Compilation album by Shirley Bassey
- Released: 28 February 1975
- Recorded: 1963–1974
- Genre: MOR
- Label: United Artists
- Producer: Noel Rogers

Shirley Bassey chronology
| Live in Japan (1974) | The Shirley Bassey Singles Album (1975) | Good, Bad but Beautiful (1975) |

= The Shirley Bassey Singles Album =

The Shirley Bassey Singles Album is a compilation album released in 1975 by British singer Shirley Bassey.

Having seen a sales dip in the latter half of the 1960s, Bassey enjoyed a successful comeback in the 1970s, beginning with the single and album hits, "Something". This continued over the next few years with several high-selling albums and in 1975, her record label United Artists, released a collection of songs taken from this period, plus "Big Spender" and "If You Go Away" (which were featured on a 1960s album that had been re-released and a hit in 1971).The Shirley Bassey Singles Album was an immediate hit, going gold a month after its release, and peaking at No.2 in the UK—her highest charting album—during a 24-week run. The album included the top 10 singles "Something", "For All We Know" and "Never Never Never" as well as featuring the hits "Fool on the Hill" and "Diamonds are Forever", which had not featured on any of her albums up to this point.

This album was first released on CD in 1988 with bonus tracks and retitled as Shirley Bassey The Singles.

== Track listing ==

Side One
1. "Something" (George Harrison) – 3:35 (Recorded in 1970)
2. "(Where Do I Begin?) Love Story" (Francis Lai, Carl Sigman) – 3:13 (Recorded in 1971)
3. "Diamonds Are Forever" (John Barry, Don Black) – 2:41 (Recorded in 1971)
4. "The Fool on the Hill" (John Lennon, Paul McCartney) – 3:14 (Recorded in 1970)
5. "Make the World a Little Younger" (Terry Howell, L. O'Hara) – 3:31 (Recorded in 1973)
6. "Big Spender" (Cy Coleman, Dorothy Fields) – 1:49 (Recorded in 1967)

Side Two
1. "Never, Never, Never" (Tony Renis, Alberto Testa, Norman Newell) – 3:37 (Recorded in 1973)
2. "When You Smile" (William Salter, Ralph MacDonald) – 3:28 (Recorded in 1974)
3. "If You Go Away" (Rod McKuen, Jacques Brel) – 4:31 (Recorded in 1967)
4. "And I Love You So" (Don McLean) – 4:27 (Recorded in 1972)
5. "Does Anybody Miss Me" (Les Reed, Johnny Worth) – 2:27 (Recorded in 1969)
6. "For All We Know" (Fred Karlin, Arthur James, Robb Wilson) – 2:43 (Recorded in 1971)

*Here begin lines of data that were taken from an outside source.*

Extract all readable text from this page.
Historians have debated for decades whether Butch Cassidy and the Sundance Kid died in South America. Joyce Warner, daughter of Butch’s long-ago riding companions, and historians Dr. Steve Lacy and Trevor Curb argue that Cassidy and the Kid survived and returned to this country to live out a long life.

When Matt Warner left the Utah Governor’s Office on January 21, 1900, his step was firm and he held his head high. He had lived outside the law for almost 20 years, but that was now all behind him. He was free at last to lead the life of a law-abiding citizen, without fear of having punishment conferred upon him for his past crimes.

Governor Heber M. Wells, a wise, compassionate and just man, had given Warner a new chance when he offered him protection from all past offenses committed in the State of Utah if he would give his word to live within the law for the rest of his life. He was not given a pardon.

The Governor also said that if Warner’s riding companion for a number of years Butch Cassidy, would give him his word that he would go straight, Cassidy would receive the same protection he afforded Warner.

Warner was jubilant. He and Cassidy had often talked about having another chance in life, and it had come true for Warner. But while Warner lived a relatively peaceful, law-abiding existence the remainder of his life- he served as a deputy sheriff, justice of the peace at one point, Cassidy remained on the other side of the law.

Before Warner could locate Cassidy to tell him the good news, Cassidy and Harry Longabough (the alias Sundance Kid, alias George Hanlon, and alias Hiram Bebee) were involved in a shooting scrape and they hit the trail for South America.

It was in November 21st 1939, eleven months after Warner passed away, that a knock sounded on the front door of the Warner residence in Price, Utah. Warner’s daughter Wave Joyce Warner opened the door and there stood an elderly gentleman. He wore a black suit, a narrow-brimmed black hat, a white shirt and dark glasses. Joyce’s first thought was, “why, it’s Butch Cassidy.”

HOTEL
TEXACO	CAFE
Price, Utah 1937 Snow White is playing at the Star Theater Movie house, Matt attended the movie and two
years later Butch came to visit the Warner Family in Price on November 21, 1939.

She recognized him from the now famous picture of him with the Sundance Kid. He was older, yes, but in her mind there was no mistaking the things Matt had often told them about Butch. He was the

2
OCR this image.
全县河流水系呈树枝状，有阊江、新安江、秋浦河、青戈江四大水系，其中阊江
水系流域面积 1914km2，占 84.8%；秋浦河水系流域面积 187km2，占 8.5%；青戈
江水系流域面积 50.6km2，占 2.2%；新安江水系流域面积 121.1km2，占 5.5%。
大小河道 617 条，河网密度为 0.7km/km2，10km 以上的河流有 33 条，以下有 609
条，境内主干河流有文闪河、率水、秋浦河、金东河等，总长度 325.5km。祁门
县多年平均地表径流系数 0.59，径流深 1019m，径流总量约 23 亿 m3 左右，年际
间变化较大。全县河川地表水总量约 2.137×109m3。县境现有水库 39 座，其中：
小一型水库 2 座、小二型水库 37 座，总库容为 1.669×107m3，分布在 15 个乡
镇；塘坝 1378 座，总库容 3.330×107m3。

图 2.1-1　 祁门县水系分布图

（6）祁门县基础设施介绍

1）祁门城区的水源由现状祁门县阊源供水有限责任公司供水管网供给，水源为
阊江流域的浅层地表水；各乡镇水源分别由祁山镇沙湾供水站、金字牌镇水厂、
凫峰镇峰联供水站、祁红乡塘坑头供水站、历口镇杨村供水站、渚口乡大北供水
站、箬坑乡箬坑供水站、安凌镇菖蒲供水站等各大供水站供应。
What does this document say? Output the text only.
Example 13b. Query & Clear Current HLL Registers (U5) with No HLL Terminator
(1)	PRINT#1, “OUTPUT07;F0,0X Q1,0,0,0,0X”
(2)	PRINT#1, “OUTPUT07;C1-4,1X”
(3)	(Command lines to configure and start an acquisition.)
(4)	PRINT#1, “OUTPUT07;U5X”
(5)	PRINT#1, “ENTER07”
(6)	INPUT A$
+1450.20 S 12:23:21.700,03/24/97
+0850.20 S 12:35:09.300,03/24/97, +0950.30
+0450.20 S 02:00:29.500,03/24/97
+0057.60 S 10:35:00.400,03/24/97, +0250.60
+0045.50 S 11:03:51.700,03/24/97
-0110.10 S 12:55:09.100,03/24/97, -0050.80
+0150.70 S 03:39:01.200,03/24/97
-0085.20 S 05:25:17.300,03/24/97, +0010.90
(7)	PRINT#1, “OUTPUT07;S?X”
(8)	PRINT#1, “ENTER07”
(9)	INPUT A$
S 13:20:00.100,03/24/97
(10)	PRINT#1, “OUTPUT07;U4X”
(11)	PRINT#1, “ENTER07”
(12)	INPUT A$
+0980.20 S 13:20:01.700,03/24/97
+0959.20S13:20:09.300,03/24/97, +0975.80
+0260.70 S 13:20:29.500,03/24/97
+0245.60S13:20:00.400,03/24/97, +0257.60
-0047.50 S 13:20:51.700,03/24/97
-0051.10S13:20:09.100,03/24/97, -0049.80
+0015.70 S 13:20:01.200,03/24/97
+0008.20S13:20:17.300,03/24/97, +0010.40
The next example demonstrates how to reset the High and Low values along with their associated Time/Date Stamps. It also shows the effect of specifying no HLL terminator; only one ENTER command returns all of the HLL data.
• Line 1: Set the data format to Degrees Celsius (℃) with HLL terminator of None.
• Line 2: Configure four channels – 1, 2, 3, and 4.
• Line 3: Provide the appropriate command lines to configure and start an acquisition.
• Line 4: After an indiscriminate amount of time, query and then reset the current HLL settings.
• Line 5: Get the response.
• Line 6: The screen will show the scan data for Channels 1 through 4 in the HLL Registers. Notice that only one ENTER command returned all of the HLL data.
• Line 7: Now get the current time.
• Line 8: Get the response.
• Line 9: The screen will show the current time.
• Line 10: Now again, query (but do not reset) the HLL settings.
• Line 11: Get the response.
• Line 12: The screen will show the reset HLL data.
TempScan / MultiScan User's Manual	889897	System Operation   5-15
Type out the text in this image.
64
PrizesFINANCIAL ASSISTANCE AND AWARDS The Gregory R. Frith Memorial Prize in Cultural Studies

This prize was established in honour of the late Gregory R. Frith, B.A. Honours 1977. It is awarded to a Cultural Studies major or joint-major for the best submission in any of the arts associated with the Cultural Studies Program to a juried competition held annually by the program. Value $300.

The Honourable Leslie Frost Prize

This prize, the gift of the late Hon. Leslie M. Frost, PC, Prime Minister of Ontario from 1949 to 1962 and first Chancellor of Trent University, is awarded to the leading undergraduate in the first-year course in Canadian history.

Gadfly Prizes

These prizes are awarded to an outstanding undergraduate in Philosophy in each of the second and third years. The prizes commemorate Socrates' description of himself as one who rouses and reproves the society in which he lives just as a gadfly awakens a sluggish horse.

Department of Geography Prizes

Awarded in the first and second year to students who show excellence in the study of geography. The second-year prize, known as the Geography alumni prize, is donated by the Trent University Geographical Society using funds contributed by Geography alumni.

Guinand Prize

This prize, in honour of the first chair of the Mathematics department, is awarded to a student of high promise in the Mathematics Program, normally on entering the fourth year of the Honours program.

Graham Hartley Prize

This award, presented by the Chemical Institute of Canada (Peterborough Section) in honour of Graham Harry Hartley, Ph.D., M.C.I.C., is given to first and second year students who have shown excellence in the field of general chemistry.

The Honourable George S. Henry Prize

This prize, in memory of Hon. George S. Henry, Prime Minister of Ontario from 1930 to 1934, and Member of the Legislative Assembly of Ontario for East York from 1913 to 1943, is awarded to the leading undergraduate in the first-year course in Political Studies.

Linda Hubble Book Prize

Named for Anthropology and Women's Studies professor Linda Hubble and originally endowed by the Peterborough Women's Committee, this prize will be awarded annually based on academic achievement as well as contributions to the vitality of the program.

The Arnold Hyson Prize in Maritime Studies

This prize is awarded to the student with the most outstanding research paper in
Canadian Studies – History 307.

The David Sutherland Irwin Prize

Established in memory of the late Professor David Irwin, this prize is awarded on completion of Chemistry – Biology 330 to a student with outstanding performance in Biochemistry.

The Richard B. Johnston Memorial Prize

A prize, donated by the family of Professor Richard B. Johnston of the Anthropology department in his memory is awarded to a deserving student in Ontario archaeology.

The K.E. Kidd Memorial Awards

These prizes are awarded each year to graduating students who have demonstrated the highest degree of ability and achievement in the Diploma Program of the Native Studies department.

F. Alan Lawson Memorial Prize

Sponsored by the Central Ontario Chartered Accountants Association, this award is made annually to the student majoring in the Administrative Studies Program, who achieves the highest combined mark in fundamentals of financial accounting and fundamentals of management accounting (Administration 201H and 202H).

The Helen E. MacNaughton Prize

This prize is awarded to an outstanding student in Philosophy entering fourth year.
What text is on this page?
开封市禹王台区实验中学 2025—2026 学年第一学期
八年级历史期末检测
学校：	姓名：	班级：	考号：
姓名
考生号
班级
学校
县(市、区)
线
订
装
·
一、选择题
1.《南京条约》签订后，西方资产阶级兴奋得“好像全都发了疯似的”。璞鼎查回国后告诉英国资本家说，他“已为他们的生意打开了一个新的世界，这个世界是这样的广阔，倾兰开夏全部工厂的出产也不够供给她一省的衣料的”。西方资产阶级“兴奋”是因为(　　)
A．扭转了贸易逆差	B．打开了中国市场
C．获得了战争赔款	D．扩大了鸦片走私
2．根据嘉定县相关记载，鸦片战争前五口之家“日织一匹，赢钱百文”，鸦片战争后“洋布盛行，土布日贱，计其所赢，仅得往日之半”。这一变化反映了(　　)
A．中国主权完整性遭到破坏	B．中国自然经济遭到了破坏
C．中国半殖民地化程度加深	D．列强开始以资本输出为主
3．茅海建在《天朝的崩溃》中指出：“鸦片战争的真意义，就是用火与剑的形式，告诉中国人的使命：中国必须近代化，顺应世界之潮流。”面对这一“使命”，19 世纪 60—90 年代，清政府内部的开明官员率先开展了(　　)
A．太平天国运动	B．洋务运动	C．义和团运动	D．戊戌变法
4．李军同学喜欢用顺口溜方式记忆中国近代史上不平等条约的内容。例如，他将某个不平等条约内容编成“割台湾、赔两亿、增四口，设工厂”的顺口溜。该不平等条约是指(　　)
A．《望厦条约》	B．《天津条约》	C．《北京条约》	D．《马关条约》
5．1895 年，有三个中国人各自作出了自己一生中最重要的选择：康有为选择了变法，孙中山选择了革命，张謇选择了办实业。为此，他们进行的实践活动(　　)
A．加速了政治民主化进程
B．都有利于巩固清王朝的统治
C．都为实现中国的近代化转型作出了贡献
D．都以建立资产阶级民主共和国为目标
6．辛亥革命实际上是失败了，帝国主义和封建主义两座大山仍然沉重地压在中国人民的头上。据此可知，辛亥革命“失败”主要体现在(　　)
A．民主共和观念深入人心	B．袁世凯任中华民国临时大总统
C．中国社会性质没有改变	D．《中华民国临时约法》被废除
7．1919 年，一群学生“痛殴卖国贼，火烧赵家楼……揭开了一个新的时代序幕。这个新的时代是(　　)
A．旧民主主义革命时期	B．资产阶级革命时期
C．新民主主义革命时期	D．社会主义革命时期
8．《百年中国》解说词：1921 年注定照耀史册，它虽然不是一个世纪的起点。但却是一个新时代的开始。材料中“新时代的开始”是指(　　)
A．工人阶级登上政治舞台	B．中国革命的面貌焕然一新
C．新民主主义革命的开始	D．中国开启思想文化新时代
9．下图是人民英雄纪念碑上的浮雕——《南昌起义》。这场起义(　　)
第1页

Bonus tracks on CD re-issue:
1. "Goldfinger" (Leslie Bricusse, Anthony Newley, John Barry) – 2:49 (Recorded in 1964)
2. "No Regrets" (Charles Dumond, Michel Vaucaire, Hal David) – 2:45 (Recorded in 1963)
3. "I (Who Have Nothing)" (Mogal, Carlo Domida, Jerry Leiber, Mike Stoller) – 2:41 (Recorded in 1963)
4. "What Kind of Fool Am I" (Leslie Bricusse, Anthony Newley) – 3:16 (Recorded in 1963)

==Charts==

===Weekly charts===

| Chart (1975) | Peak position |
|---|---|
| Australian Albums (Kent Music Report) | 34 |
| New Zealand Albums (RMNZ) | 7 |
| UK Albums (OCC) | 2 |

===Year-end charts===

| Chart (1975) | Position |
|---|---|
| UK Albums (OCC) | 23 |

==Certifications and sales==

| Region | Certification | Certified units/sales |
| United Kingdom (BPI) | Gold | 100,000^{^} |
^{^} Shipments figures based on certification alone.